= Embranthiri =

Malayali Brahmin subcaste

The Embrandiri (Malayalam: എമ്പ്രാന്തിരി), also transliterated as Embranthiri, are a Malayali Brahmin subcaste.

Some sects of Embranthiris have adopted the Malayali Brahmin surnames "Namboothiri" and "Potti" after arriving in Kerala. There are followers of Vaishnavism as well as Shaivism among Embranthiris and because of their Vaishnava Dharmaserve in Vishnu temples and Krishna temples. Some of them are also practitioners of yagams and other Vedic Srauta rituals.

==History==
In the 8th century AD, as per the request from King Udayavarma Raja of Kolathunaad (a small ancient kingdom in north Kerala), King Mayooravarman of Gokarnam sent 237 Tulu Brahmanan families to Kolathunaad. These family members performed "Hiranyagarbha" and converted themselves into Malayala Brahmanans. They had settled in Arathil, Cheruthaazham, Pilathara and Chirakkal. All these places are in and around one of the strongest Namboothiri Graamams (villages) of those days, Perinchelloor (near today's Taliparamba in Kannur district in north Kerala). These Brahmanas are both Shaivite and Vaishnavite in orientation and place emphasis on performing Yajnas like the Namboodiris and speak Malayalam exclusively.

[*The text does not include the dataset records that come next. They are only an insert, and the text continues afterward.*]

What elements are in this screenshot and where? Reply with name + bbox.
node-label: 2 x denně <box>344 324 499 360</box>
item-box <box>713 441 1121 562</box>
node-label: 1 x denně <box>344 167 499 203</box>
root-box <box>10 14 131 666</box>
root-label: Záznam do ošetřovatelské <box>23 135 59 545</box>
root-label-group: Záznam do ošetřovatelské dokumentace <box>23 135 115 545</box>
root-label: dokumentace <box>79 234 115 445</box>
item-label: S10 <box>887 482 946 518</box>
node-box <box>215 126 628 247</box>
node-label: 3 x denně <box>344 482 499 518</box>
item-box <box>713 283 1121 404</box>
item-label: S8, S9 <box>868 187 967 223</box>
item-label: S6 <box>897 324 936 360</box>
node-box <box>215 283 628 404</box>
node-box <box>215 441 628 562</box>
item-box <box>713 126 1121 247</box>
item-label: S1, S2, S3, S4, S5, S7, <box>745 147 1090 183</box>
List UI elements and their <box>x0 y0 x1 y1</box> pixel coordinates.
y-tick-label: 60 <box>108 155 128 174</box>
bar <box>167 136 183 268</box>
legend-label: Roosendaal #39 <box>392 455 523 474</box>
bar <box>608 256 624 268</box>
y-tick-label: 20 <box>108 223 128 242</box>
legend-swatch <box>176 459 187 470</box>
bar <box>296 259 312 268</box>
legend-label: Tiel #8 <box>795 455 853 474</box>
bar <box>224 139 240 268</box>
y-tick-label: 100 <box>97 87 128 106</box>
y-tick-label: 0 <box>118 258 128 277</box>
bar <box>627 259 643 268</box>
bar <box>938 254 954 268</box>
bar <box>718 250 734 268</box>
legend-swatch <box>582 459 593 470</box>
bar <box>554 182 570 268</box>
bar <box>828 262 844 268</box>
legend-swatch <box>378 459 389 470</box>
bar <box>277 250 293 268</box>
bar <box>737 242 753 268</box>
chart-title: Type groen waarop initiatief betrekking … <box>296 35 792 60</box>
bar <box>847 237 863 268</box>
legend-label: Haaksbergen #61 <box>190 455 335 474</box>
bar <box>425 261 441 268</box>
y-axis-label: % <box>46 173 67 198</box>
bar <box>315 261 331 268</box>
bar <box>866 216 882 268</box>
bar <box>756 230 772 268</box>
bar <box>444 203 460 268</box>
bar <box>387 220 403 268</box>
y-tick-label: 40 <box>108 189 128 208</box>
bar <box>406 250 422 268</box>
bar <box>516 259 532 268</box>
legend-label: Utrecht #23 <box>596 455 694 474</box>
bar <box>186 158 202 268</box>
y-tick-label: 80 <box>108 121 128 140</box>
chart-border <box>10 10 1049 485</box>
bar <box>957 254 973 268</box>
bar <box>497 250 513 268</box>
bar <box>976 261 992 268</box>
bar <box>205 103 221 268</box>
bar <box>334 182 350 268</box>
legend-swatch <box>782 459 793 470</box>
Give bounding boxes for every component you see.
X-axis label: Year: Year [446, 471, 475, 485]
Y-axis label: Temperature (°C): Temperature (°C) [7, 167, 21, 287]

Later, 257 Tulu Brahmanan families also migrated to these areas. In Kerala, the former 237 families are known as "Saagara" Brahmanans, and the latter 257 families "Samudra" Brahmanans. These groups are generally known by the name Embranthiris. All are Yajurvedis (Boudhaayanan), and most of them follow the vaidika mimamsa philosophy of the Namboothiris. All of these Brahmins speak in Malayalam and also align their practices with those of the Namboothiris. These Samudra Brahmins were however seen as distinct from the Saagara Brahmins by the Namboodiris and had to live and dine separately

Later, more Tulu Brahmanans migrated to Kerala but they neither converted themselves to Namboothiris nor removed Tulu culture from their daily life. Some of these later Brahmins were also followers of the philosophy of Madhvacharya. These Brahmins were not considered Embrans and they still speak Tulu at home. Some of them later migrated back to their motherland.

== Present day ==
Due to a shortage of Temple priests in Travancore (Thiruvithankoor, south Kerala), their king brought 143 of the initial (237 + 257) Embranthiri families to Thiruvalla (a place still existing near Kottayam in south Kerala). Most of the families moved to South Kerala because the culture and tradition of Kerala Brahmins (Namboothiri) is very much close enough to their culture. They moved to several places in Kerala and founded Madams as their home. Later they used Madam as their family name.

== Philosophy ==
Most early Malayalam-speaking Embrandiris are followers of only the Smarta-Srauta Karmas prescribed to a Brahmin and do not align with any school of thought. Some like the Namboothiris can be classified as following Theistic Mimamsa. Later Brahmins who migrated from Tulunadu into Kerala have large segments of the followers of Dvaita Vedanta of Madhvacharya among them, and are ardent devotees of Lord Vishnu.